On Brian Dickerson’s Constructed Paintings

by Carter Ratcliff

Brian Dickerson calls his works “constructed paintings,” a phrase that warns us, subtly, against relying too heavily on our familiar ways of looking. Face to face with a painting, we usually look into its depths. Even a monochrome canvas preserves the metaphor of window. Dickerson’s paintings persuade vision to stay on their surfaces, which are inexhaustibly rich. After covering a birch panel with gesso, he applies layers of paint, often scraping them down in preparation for further layers. The resulting textures evoke the effects of weather and long seasons of intense sunlight. You feel the weight of his works, for they are objects as much as they are images. Yet Dickerson is not a sculptor.

Rothardt, 2010-2023, is a heavily textured field of warm yellow that shades off, here and there, to a light beige. Dickerson’s layering ensures that his colors are difficult to pin down, so much so that the modulation of a hue sometimes looks like a shift in the light. Toward the top of Rothardt a thin strip of painted wood runs parallel to the work’s upper edge; parallel to this strip is another, this one painted onto the surface. Along the lower edge, Dickerson has attached a spare but complex configuration of painted strips, some long, some short, and nearly all of them out of alignment with Rothardt’s edges.
Fascinating in themselves, these forms could be seen as a hieroglyph for an architectural remnant and, by extension, for the persistence of human artifacts through the long eons of history. Among the artist’s formative experiences were visits to the site of an archeological excavation near the town, in upstate New York, where he was raised. Dickerson has said he “identified with the process of archeology … the role of intuition, burial, the past, what is known and unknown.”

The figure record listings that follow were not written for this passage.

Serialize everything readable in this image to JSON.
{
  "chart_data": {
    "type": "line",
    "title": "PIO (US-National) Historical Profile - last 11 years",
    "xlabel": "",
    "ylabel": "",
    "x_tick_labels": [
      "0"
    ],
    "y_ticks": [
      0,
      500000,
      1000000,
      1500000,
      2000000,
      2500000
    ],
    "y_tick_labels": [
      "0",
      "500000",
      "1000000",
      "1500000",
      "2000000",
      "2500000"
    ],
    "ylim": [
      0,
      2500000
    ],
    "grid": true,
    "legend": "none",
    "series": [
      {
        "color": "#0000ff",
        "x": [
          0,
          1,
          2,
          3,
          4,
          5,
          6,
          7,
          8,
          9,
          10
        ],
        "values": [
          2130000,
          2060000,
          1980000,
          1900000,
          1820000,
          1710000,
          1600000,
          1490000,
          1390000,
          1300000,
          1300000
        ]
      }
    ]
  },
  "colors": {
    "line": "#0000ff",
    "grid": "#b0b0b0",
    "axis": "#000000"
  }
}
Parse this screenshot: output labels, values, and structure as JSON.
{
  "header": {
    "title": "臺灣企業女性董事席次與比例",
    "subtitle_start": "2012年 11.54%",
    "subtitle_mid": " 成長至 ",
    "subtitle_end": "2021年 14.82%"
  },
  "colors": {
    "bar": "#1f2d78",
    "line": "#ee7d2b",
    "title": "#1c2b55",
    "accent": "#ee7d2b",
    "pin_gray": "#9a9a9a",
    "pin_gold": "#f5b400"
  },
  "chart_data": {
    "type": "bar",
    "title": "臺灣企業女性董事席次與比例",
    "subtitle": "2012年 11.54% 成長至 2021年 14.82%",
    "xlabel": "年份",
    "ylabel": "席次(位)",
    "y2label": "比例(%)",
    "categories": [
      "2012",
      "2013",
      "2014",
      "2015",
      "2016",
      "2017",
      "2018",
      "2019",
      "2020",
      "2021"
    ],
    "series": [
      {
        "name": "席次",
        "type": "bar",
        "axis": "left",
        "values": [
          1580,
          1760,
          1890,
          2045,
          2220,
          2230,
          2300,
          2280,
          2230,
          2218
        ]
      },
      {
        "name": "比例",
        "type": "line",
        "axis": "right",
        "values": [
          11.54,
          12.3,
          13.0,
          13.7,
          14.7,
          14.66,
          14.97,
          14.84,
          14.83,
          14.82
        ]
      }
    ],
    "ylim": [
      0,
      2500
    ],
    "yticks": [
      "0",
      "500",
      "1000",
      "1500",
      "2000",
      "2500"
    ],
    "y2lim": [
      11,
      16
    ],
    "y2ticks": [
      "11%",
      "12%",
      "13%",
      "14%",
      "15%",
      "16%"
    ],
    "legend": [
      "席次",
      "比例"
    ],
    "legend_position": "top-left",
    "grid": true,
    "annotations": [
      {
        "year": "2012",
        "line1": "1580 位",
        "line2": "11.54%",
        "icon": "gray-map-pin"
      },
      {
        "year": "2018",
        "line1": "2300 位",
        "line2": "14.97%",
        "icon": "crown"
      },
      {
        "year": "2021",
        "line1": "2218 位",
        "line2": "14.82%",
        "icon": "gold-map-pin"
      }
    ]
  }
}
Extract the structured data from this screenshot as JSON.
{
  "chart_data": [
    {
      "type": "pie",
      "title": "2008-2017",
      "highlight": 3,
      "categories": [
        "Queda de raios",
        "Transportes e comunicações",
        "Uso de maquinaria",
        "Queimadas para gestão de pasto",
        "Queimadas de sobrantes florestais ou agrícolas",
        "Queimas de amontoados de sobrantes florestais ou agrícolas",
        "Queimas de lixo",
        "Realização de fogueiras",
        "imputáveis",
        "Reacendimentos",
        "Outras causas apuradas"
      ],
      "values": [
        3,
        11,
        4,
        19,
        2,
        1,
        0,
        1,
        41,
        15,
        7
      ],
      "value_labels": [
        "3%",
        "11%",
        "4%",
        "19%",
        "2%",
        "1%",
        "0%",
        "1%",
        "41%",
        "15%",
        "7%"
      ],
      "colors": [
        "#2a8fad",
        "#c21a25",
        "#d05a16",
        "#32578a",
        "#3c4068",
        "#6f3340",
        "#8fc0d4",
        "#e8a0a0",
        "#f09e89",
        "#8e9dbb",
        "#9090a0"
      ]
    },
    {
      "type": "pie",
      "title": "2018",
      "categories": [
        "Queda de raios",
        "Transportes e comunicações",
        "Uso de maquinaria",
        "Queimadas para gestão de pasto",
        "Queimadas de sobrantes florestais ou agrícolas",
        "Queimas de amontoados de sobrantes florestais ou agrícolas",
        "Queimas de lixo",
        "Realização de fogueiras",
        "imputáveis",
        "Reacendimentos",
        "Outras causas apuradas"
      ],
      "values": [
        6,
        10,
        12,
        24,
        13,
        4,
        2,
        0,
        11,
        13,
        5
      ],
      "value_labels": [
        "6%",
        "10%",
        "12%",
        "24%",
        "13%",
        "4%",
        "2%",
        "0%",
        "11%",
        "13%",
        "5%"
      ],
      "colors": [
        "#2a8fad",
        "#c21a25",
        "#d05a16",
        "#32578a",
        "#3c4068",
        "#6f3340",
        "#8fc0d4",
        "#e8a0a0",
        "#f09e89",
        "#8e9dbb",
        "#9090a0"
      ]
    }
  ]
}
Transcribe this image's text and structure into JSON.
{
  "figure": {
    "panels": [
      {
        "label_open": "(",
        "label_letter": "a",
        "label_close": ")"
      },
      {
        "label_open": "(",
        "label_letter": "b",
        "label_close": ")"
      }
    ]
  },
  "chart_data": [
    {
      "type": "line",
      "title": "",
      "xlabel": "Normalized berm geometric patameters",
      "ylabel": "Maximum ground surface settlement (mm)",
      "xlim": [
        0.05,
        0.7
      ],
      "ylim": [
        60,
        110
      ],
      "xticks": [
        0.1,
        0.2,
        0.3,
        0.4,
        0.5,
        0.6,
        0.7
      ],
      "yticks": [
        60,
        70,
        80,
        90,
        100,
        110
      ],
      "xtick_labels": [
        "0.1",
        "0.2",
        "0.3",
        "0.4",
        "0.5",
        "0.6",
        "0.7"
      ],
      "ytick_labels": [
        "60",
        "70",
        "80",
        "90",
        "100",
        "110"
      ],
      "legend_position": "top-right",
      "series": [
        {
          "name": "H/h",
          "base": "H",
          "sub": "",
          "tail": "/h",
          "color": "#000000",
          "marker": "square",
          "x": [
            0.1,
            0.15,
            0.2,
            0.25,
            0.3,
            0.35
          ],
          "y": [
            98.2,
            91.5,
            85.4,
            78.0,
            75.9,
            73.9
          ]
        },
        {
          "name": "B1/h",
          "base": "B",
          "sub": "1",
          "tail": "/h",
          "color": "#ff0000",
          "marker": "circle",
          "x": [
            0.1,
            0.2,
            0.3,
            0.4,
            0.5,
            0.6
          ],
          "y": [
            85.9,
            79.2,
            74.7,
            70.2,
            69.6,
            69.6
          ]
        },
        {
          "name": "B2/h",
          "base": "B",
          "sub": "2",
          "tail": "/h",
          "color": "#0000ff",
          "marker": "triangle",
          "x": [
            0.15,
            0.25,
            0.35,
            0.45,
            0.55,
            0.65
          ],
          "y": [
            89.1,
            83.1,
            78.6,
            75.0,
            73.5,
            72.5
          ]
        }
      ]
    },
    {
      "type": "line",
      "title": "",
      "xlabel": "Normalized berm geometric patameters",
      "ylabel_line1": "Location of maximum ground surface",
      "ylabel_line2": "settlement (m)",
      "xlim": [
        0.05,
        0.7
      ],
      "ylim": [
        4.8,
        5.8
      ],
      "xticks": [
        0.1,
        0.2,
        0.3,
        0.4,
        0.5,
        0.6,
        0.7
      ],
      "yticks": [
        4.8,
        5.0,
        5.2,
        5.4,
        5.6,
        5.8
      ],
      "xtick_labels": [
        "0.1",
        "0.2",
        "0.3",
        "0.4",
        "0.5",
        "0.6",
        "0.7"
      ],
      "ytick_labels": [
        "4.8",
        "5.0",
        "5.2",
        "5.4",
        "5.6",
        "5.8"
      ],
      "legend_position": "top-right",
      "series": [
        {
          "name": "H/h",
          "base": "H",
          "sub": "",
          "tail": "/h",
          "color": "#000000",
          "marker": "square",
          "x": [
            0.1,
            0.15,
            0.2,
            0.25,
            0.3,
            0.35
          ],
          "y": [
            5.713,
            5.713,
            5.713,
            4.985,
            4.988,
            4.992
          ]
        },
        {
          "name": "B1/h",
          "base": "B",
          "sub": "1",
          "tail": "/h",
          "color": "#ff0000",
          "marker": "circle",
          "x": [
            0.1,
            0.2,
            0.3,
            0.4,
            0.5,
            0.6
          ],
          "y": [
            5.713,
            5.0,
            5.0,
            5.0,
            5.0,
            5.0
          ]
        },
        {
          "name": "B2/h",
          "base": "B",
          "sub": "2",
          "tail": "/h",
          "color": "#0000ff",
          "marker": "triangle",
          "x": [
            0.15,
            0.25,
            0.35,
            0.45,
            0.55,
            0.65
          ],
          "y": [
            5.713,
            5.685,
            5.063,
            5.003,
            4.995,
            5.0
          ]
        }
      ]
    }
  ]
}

The painted strips in Ash, 2022-2023, form an opening into the surface of the painting. Appearing often in Dickerson’s paintings, these openings never fail to intrigue. You wonder how far they reach into the fictive spaces they imply—how far and along what paths? There are suggestions of labyrinthine interiors, of lost recesses containing who knows what? Having posed that question, we can’t help speculating about the layered, textured surfaces of Dickerson paintings. What have they rendered invisible? Always enlivened, quietly, by earlier stages they never quite hide, these surfaces hint at his abiding awareness of the past—including the history of whatever piece he is working on.

The attached elements in Fallow Field, 2021-2022, are large enough to recall the angular compositions of Piet Mondrian, Kazimir Malevich, and other geometric abstractionists of the twentieth century. These painters are among Dickerson’s ancestor figures, though his earliest works were landscape paintings with a traditional progression from foreground to middle ground to background. Most of them were nocturnes and their darkness may have foretold the mysteries that render his mature works so absorbing.

Dickerson was drawn beyond landscape painting by such earthworks as Michael Heizer’s Double Negative 1969—or, rather by the contrast between the real space this work occupies and the “imagined space” of its photographic reproductions. Never a literalist, Dickerson inflects the strong physical presence of his forms with colors and textures that activate the imagination—as his imagination was activated by the seeming emptiness of Ad Reinhardt’s Black Paintings. Dispensing with the heritage of geometric abstraction, the Black Paintings may well have shown Dickerson the way beyond traditional composition to the previously uncharted territory occupied by his constructed paintings.

There is no precedent for Dickerson’s combination of textured field and sparse architectural elements—a mixture that produces a startling mutability of scale. For we can see these elements as precisely the size they are, as miniatures that draw us in for a close-up examination, or as massive forms seen on high from a great distance. This distance is of course spatial and yet we could understand it as temporal, an interpretive shift prompted the thought that every object or image or memory is a residue—a ruin—that has persisted through time and change to become whatever it is for us in our moment.

This could be a gloomy thought. A happier thought is that each of Dickerson’s constructed paintings is the result of an evolution from the simplicity of a blank surface to an inexhaustibly engaging complexity. Not to mention a subtle kind of beauty. For his art guides us into a present charged with the intensity of now—the sheer presence of his forms, colors, and textures—and yet enriched by endless traces of the past.